Her birimiz yüzyılın en kayda değer günlerine tanık oluyoruz; bir devrin inşa olması nasıl ki birkaç seneye sığmıyorsa elbette “yeni sistem” olarak dilimize düşmeye başlayan düzen de 3-5 yılda varoluş sürecini tamamlamış olmayacak. Ancak rasyonel zihnin, bilimsel ve sosyolojik öngörülerin ötesinde, tüm post-modern toplum bireyleri olarak derinden hissettiğimiz bir dönüşüm var ki adına şimdilik “yeni normal” demiş bulunduk. Nehrin yatağı değişti ve şimdi su, farklı bir yöne doğru akıyor.
Küresel dil birliğiyle “yeni normal” dediğimiz gelecek süreç aslında; norm kelimesinin Eski Yunanca’da köken aldığı ölçmek, göstermek ifadelerinin nitelediği gibi önceden belirlenmiş bir denge/düzen çerçevesinde bir araya gelme beklentisi içermeye devam ediyor. Evrenin tüm kurallarıyla üzerine kurulu olduğu kavram; denge.
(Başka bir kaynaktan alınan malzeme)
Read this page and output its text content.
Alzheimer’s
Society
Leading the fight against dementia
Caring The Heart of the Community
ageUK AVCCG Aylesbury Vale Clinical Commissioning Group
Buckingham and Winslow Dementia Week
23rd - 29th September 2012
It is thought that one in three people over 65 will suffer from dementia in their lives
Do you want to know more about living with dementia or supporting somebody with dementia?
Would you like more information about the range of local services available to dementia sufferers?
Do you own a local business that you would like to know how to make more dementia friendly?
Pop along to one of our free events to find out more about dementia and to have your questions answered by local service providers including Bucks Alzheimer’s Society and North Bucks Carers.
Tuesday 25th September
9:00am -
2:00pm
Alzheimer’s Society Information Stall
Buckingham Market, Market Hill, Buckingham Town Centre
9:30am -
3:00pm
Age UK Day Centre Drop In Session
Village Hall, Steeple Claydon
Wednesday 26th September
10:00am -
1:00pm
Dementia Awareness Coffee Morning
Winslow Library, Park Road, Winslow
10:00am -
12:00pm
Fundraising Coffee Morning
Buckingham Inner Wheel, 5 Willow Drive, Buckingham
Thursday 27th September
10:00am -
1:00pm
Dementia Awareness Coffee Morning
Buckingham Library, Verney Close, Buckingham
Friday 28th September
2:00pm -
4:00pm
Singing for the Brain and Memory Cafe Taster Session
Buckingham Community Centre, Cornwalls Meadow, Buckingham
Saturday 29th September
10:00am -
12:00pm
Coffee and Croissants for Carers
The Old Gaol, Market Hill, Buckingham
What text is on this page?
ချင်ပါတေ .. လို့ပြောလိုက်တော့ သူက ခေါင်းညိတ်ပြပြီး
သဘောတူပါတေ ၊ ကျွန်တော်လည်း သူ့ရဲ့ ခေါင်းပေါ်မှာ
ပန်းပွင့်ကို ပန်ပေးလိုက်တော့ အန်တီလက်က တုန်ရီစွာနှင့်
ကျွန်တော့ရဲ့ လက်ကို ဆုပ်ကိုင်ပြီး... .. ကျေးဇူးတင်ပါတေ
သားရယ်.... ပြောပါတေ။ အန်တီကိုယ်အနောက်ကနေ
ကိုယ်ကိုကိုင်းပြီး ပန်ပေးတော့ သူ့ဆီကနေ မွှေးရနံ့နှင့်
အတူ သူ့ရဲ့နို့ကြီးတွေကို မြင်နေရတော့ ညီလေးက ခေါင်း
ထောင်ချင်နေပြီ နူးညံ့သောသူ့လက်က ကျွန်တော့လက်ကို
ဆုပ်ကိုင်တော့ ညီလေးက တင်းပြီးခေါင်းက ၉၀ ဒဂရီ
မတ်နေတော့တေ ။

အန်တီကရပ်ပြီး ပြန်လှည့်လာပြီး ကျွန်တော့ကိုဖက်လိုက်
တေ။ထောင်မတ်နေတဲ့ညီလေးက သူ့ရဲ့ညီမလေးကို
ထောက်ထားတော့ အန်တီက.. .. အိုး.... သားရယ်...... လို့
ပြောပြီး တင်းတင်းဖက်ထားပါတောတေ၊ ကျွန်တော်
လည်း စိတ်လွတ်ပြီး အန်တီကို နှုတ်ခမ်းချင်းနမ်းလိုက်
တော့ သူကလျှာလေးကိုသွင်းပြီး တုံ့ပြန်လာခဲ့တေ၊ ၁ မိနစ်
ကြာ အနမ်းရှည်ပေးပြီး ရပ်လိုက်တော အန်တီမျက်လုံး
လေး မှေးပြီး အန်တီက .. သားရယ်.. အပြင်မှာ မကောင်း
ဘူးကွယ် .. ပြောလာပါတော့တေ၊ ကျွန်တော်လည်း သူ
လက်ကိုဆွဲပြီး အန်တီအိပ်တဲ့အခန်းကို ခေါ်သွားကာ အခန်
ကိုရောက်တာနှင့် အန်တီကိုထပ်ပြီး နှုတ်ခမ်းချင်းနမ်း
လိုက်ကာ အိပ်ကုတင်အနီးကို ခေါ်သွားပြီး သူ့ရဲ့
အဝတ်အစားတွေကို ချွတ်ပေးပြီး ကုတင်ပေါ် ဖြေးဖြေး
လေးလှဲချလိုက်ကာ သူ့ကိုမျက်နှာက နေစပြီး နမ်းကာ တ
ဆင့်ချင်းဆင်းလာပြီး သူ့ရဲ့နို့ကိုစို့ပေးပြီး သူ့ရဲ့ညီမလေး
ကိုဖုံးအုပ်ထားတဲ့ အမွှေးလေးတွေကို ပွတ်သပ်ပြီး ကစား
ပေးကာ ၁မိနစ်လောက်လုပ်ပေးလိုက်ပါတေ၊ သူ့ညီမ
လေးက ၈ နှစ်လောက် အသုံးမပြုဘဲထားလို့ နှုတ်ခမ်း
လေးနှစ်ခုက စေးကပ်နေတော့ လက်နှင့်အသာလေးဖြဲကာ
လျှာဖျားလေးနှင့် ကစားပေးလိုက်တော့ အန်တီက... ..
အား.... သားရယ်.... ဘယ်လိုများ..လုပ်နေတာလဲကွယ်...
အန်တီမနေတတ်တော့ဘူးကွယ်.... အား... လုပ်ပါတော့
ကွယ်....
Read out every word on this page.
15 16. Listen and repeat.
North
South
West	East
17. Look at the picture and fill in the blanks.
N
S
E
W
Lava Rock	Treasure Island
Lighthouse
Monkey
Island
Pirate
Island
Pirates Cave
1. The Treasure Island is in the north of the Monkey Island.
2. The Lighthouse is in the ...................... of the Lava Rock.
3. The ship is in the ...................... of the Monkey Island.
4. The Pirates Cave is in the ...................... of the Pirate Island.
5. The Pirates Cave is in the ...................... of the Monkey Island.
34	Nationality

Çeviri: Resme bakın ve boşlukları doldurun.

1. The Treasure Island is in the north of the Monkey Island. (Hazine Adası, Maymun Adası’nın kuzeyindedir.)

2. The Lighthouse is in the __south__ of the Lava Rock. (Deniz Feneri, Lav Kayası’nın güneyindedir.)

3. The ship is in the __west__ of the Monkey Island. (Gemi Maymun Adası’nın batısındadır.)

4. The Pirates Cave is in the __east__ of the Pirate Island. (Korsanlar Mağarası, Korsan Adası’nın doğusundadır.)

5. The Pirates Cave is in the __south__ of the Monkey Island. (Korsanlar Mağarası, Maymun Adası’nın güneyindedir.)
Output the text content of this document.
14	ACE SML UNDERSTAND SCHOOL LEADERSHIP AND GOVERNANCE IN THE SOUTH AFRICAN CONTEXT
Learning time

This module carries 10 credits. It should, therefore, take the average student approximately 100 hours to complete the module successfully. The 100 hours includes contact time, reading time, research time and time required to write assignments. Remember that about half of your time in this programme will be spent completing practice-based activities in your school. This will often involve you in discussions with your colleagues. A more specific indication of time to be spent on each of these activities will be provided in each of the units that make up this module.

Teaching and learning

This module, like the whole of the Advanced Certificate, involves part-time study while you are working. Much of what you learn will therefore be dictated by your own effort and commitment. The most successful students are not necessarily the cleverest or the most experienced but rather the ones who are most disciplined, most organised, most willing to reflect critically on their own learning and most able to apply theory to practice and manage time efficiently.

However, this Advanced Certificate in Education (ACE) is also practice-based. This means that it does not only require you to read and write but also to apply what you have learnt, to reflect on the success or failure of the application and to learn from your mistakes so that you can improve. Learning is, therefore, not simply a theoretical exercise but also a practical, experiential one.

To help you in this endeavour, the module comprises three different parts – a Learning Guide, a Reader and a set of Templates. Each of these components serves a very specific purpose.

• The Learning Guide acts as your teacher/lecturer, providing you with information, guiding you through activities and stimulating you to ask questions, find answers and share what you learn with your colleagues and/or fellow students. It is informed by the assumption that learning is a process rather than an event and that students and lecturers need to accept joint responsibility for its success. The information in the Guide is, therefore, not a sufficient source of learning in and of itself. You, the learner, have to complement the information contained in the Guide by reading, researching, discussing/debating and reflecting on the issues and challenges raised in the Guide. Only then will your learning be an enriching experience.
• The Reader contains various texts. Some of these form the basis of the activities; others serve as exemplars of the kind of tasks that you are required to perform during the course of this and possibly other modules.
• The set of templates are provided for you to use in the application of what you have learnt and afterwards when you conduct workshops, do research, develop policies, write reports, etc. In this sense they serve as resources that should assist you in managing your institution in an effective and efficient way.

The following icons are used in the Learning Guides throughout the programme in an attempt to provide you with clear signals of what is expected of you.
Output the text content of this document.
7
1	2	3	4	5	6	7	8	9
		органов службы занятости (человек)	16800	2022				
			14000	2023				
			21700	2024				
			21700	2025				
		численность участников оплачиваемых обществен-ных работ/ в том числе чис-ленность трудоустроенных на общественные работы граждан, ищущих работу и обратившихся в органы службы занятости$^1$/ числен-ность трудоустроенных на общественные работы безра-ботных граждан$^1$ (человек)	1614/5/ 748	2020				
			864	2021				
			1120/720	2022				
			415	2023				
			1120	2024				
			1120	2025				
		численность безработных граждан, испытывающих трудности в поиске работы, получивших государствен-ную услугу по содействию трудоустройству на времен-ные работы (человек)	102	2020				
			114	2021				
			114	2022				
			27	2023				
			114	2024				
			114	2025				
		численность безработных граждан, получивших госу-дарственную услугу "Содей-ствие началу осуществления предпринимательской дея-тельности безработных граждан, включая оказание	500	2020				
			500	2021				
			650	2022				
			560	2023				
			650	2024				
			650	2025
İlk yanılgımız ise dengenin sabitlikten geldiğini düşünmek olduğu için küresel bir sağlık krizi, hepimizi rotasından çıkartmaya yetti. Oysa denge; her şeyin olduğu gibi kalması hâlinin aksine, zıtlıklar arasında gidip gelen değişkenliği, bir spektrumu tanımlar. İyi haber; insan, doğadaki tüm diğer canlılar gibi varoluşu itibarıyla bu spektrum dahilinde doğru seçimleri yapmaya, yaşamını sürdürmek için dengeyi kendiliğinden bulmaya meyillidir. Kötü haber; bu eğilim gereğince ortaya konan her eylem ve düşüncede, kapsayıcı bir farkındalık düzeyi bulunmazsa elimizdeki her ne ise -duygu, istek, beklenti- ona yapışıp kalarak dengeyi bulacağımızı zannederiz. Oysa zihnimizin ve bedenimizin doğası, hâlihazırda kendisine en verimli olanı seçecek, değişen koşulların içerisinde seçimlerini revize edecek ve dengesini bulacak donanıma doğuştan sahip.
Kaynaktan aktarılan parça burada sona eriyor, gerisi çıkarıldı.